ACCN: Coulombic efficiency tells you only whether or not it’s working; it doesn’t describe exactly what’s going on inside the battery. How do you get to that?
J.D.: Well, the key point at the moment is that nobody really knows what particular additives are doing. I have a chart on my office wall, which I’ve put there because it was impossible to view on my computer screen. It’s a big chart of the electrolyte components — the primary solvents, the electrolyte solvents, and the additives — in about 80 different types of lithium-ion batteries. You need about four feet by three feet on your wall at 12 point font to show the whole thing. That’s because there’s so many different types of electrolyte additives that various battery makers are using.
The electrolyte additive business at this moment really is a black art, there’s only a few that are well understood. Again, I can’t think of a better way to learn about the impact of electrolyte additives than having a rapid way to screen the various combinations.
ACCN: : Do you think the general public takes batteries for granted?

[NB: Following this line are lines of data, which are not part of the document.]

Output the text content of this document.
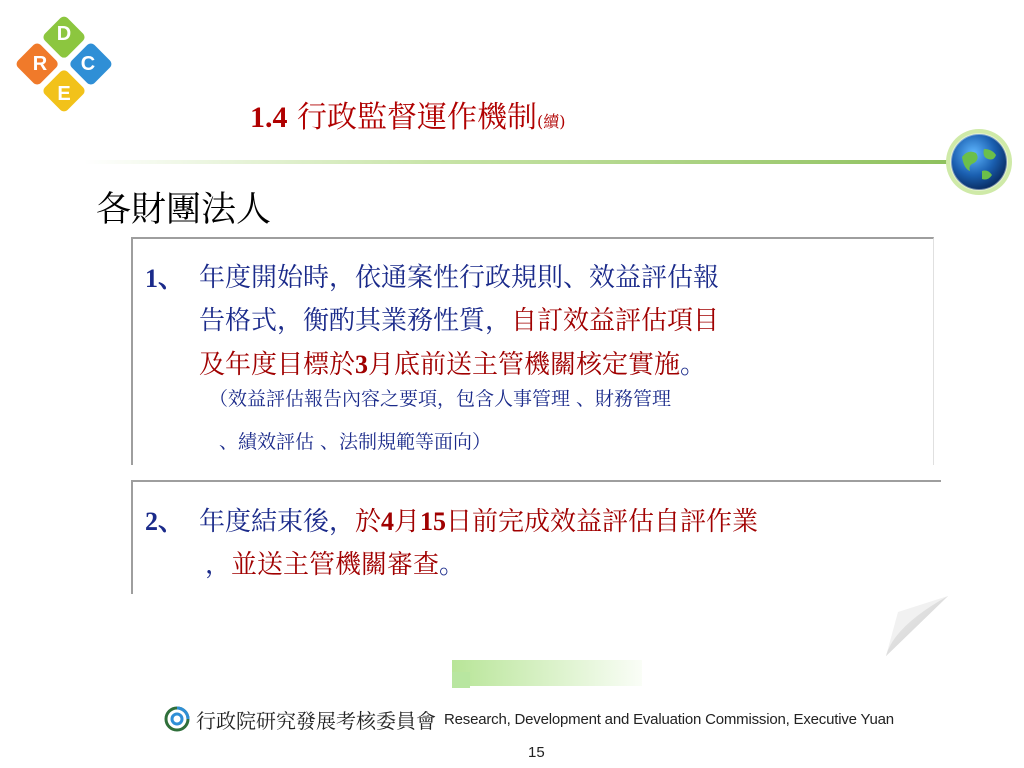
D
R C
E
1.4 行政監督運作機制(續)
各財團法人
1、 年度開始時，依通案性行政規則、效益評估報
告格式，衡酌其業務性質，自訂效益評估項目
及年度目標於3月底前送主管機關核定實施。
（效益評估報告內容之要項，包含人事管理 、財務管理
、績效評估 、法制規範等面向）
2、 年度結束後，於4月15日前完成效益評估自評作業
，並送主管機關審查。
行政院研究發展考核委員會 Research, Development and Evaluation Commission, Executive Yuan
15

J.D.: The general public definitely takes batteries for granted, and I’ll tell you why: it’s because they work really well. For your phone or a computer, you might [at some point] need a new battery, but until that point the thing always works. You just have to put it on the charger from time to time, and it does its job perfectly. Most people don’t have any real perception of how it works, because they don’t have to think about it.

ACCN: What drives you to this kind of research ?
J.D.: I think the goal here is to really see renewable energy take its role in the world on a big scale. Lithium-ion batteries are the best way to store wind and solar. People say that battery storage is too expensive. I counter with: what if the battery lasted 100 years? Then you could pay a big up front cost. And this is not outrageous, because all these degradation reactions I speak of accelerate with temperature, so all you have to do is just bury the lithium-ion battery under the ground. It will sit there at 10 degrees C, almost the optimum temperature for it, and last a long time. I bet current technology would last 30 years if it was at 10 degrees C all the time.
ACCN: How long will it take for us to invent the batteries that we’ll need for electric vehicles and renewable energy storage?
J.D.: You know, you get this all the time as a battery scientist: people talk about Moore’s Law for computers, where everything gets better and smaller and faster by a factor of two every eighteen months. Then they say, “You battery guys took from 1991 to 2011 to improve the lithium-ion battery by a factor of two. You guys must be dumb!” It’s not that we’re dumb, it’s that the tests take a long time. If we can speed up the testing turnaround, maybe we can start to approach more Moore’s-like behaviour.